Eduardo Neves Borges, better known as Parrerito (São Fidélis, 20 June 1953 – Belo Horizonte, 13 September 2020), was a Brazilian singer of sertanejo music, who gained national prominence for being a member of Trio Parada Dura. He was the brother of the singer Barrerito.

== Biography ==
A singer, guitarist and composer, Eduardo Neves Borges was born in São Fidélis, in the state of Rio de Janeiro, in 1953.

On 6 September 1982, his brother Barrerito and the other members of Trio Parada Dura suffered a plane crash in the city of Espírito Santo do Pinhal, in the interior of the state of São Paulo. The accident left Barrerito paraplegic, and Parrerito provisionally took his brother's place in the trio, while his brother was undergoing treatment. A few months later, Barrerito returned to Trio Parada Dura and Parrerito left.

In 1986, alongside Catalão and Marcel he formed the Trio Para Bilhões and changed his stage name to Roserito. O Trio Para Bilhões tevehumb vida curta e durou de 1986 até 1988. With Trio Para Bilhões Parrerito, at the time Roserito, recorded 2 LP's entitled: Trio Para Bilhões (1986) and Espelho Velho (1988).

In 1988, Barrerito decided to leave the Trio Parada Dura and pursue a solo career; after this, Parrerito abandoned the stage name "Roserito" and returned permanently to the Trio Parada Dura; he debuted in the Trio Parada Dura with the recording of LP "Nos Braços do Povo" (1988).

Parrerito was part of the Trio Parada Dura from 1988 until 2006, when he and Creone left the trio and formed a country duo called Os Parada Dura; years later, the duo became a trio again with arrival of accordion player Xonadão.

In 2013, Parrerito, Creone and Xonadão went to court and tried to acquire the right to exploit the stage name "Trio Parada Dura", but they did not succeed. Therefore, the stage name "Trio Parada Dura" was registered as owned by accordion player and founder of Trio Parada Dura, Mangabinha.

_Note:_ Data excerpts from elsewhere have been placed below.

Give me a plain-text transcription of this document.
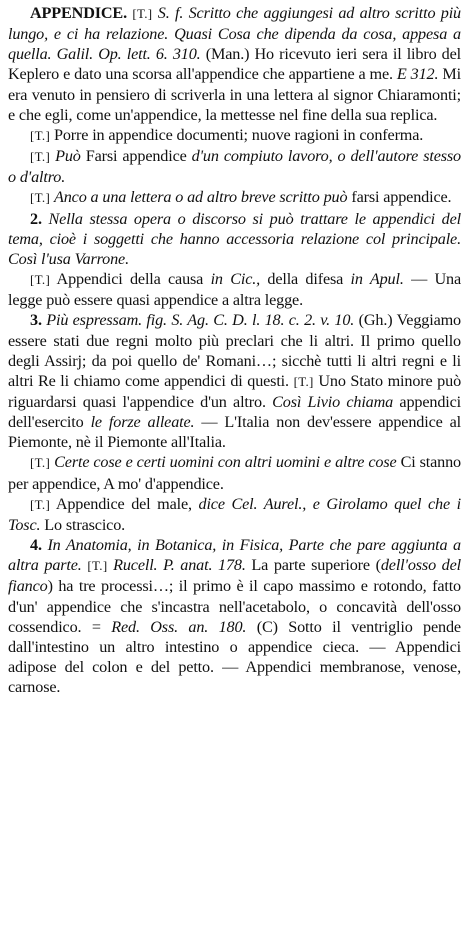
APPENDICE. [T.] S. f. Scritto che aggiungesi ad altro scritto più lungo, e ci ha relazione. Quasi Cosa che dipenda da cosa, appesa a quella. Galil. Op. lett. 6. 310. (Man.) Ho ricevuto ieri sera il libro del Keplero e dato una scorsa all'appendice che appartiene a me. E 312. Mi era venuto in pensiero di scriverla in una lettera al signor Chiaramonti; e che egli, come un'appendice, la mettesse nel fine della sua replica.

[T.] Porre in appendice documenti; nuove ragioni in conferma.

[T.] Può Farsi appendice d'un compiuto lavoro, o dell'autore stesso o d'altro.

[T.] Anco a una lettera o ad altro breve scritto può farsi appendice.

2. Nella stessa opera o discorso si può trattare le appendici del tema, cioè i soggetti che hanno accessoria relazione col principale. Così l'usa Varrone.

[T.] Appendici della causa in Cic., della difesa in Apul. — Una legge può essere quasi appendice a altra legge.

3. Più espressam. fig. S. Ag. C. D. l. 18. c. 2. v. 10. (Gh.) Veggiamo essere stati due regni molto più preclari che li altri. Il primo quello degli Assirj; da poi quello de' Romani…; sicchè tutti li altri regni e li altri Re li chiamo come appendici di questi. [T.] Uno Stato minore può riguardarsi quasi l'appendice d'un altro. Così Livio chiama appendici dell'esercito le forze alleate. — L'Italia non dev'essere appendice al Piemonte, nè il Piemonte all'Italia.

[T.] Certe cose e certi uomini con altri uomini e altre cose Ci stanno per appendice, A mo' d'appendice.

[T.] Appendice del male, dice Cel. Aurel., e Girolamo quel che i Tosc. Lo strascico.

4. In Anatomia, in Botanica, in Fisica, Parte che pare aggiunta a altra parte. [T.] Rucell. P. anat. 178. La parte superiore (dell'osso del fianco) ha tre processi…; il primo è il capo massimo e rotondo, fatto d'un' appendice che s'incastra nell'acetabolo, o concavità dell'osso cossendico. = Red. Oss. an. 180. (C) Sotto il ventriglio pende dall'intestino un altro intestino o appendice cieca. — Appendici adipose del colon e del petto. — Appendici membranose, venose, carnose.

In 2015, Mangabinha died after suffering a stroke and his family ceded the right to use the stage name "Trio Parada Dura" to Parrerito, Creone and Xonadão.

With the Trio Parada Dura, Parrerito recorded 5 LPs, 4 CDs and 3 DVDs.

== Death ==
On 29 August 2020, during the COVID-19 pandemic in Brazil, Parrerito was admitted to a private hospital in Belo Horizonte. He tested positive for COVID-19 and was hospitalized.

On 31 August 2020, Parrerito's condition deteriorated suddenly. He was then moved to ICU, but after being hospitalized for sixteen days, he died on 13 September 2020, from complications of COVID-19.